Immobilization of α-amylase on gum acacia stabilized magnetite nanoparticles, an easily recoverable and reusable support

Abstract

In this work, α-amylase is immobilized, using glutaraldehyde, onto magnetite nanoparticles prepared using gum acacia as the steric stabilizer (GA-MN), for the first time. The immobilization of amylase to GA-MN is very fast and the synthesis of GA-MN is very simple. The use of GA enables higher immobilization of α-amylase (60%), in contrast to the unmodified magnetite nanoparticles (∼20%). The optimum pH and temperature for maximum enzyme activity for the immobilized amylase are identified to be 7.0 and 40 °C, respectively, for the hydrolysis of starch. The kinetic studies confirm the Michaelis–Menten behavior and suggests overall enhancement in the performance of the immobilized enzyme with reference to the free enzyme.
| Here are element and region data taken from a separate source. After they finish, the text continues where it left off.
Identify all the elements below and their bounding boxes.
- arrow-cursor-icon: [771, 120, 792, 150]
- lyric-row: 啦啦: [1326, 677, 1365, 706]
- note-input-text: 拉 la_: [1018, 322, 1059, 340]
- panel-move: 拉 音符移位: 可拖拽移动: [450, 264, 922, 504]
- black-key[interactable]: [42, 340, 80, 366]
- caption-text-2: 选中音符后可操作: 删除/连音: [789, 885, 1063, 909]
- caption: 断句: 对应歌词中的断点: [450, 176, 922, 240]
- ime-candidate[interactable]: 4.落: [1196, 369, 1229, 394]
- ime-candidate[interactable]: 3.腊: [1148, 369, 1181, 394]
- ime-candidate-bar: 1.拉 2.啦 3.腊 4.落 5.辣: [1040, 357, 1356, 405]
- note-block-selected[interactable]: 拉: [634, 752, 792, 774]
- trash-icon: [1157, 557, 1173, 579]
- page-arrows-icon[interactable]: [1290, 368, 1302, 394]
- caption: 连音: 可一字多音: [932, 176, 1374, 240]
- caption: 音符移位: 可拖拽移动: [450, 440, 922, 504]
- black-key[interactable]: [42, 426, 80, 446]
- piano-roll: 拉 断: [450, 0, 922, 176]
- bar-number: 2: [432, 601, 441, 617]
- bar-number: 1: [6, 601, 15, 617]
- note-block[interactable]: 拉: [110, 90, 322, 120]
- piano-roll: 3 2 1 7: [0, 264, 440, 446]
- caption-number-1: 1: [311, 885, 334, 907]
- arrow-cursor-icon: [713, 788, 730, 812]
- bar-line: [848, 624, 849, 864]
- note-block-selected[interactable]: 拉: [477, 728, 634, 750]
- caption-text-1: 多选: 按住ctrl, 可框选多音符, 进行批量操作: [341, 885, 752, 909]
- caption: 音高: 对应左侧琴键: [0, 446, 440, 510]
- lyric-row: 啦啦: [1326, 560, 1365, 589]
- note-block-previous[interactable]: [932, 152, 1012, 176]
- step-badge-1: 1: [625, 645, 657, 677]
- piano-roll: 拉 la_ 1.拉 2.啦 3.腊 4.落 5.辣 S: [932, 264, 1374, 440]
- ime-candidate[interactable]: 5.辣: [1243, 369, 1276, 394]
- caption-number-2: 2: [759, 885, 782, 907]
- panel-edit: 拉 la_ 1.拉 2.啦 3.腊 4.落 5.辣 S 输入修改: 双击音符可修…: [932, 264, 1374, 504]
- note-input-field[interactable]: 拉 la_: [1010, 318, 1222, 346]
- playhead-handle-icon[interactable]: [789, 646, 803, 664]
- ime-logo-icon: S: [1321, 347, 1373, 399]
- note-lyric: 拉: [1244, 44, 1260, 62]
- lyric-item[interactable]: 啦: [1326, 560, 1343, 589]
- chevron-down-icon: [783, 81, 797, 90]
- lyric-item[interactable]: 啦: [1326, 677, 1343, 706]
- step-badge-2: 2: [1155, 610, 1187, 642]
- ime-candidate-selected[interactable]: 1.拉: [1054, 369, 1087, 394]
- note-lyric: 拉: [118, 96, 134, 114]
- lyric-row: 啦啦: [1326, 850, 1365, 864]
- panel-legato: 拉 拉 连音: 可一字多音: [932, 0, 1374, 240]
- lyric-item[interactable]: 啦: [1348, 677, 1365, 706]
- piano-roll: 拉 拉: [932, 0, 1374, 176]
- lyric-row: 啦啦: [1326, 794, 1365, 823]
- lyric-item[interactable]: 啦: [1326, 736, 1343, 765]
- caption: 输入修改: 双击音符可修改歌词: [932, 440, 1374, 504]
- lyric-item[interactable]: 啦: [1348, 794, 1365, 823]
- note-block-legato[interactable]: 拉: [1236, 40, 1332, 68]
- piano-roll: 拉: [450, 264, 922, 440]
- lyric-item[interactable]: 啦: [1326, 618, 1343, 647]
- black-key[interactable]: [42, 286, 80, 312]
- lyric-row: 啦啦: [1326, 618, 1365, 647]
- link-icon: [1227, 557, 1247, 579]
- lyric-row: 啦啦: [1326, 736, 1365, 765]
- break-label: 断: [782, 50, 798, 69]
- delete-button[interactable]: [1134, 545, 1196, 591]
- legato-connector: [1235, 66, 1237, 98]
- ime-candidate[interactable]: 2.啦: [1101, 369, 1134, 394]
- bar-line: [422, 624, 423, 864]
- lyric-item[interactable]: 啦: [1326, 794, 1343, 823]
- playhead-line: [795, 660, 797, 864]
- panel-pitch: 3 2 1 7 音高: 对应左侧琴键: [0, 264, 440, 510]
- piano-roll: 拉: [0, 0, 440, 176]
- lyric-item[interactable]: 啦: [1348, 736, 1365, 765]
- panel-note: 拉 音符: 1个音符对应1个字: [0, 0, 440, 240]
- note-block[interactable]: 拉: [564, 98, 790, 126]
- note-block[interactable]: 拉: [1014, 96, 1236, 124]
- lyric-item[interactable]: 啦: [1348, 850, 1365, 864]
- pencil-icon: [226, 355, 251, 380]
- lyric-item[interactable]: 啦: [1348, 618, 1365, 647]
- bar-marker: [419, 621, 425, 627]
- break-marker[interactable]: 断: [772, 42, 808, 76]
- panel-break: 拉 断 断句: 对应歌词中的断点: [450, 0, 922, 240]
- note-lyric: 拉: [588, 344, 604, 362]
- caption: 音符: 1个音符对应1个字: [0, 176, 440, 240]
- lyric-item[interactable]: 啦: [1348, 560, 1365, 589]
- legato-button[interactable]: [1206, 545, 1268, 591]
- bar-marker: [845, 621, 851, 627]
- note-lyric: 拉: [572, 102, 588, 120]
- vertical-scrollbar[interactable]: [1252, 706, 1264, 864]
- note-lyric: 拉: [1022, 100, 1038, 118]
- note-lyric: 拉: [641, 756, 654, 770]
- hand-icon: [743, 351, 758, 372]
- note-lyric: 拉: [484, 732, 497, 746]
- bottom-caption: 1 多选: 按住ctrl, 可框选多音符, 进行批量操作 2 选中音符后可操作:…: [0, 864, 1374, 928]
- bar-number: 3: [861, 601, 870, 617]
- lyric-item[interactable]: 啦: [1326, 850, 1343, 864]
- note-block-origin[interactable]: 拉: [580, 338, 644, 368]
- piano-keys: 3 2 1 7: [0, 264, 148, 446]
Similarly the thermal stability of the enzyme is found to increase after the immobilization. The GA-MN bound amylase has also been demonstrated to be capable of being reused for at least six cycles while retaining ∼70% of the initial activity. By using a magnetically active support, quick separation of amylase from reaction mixture is enabled. The catalytic rate of amylase is actually found to enhance by twofold after the immobilization, which is extremely advantageous in industry. At higher temperature, the immobilized enzyme exhibits higher enzyme activity than that of the free enzyme.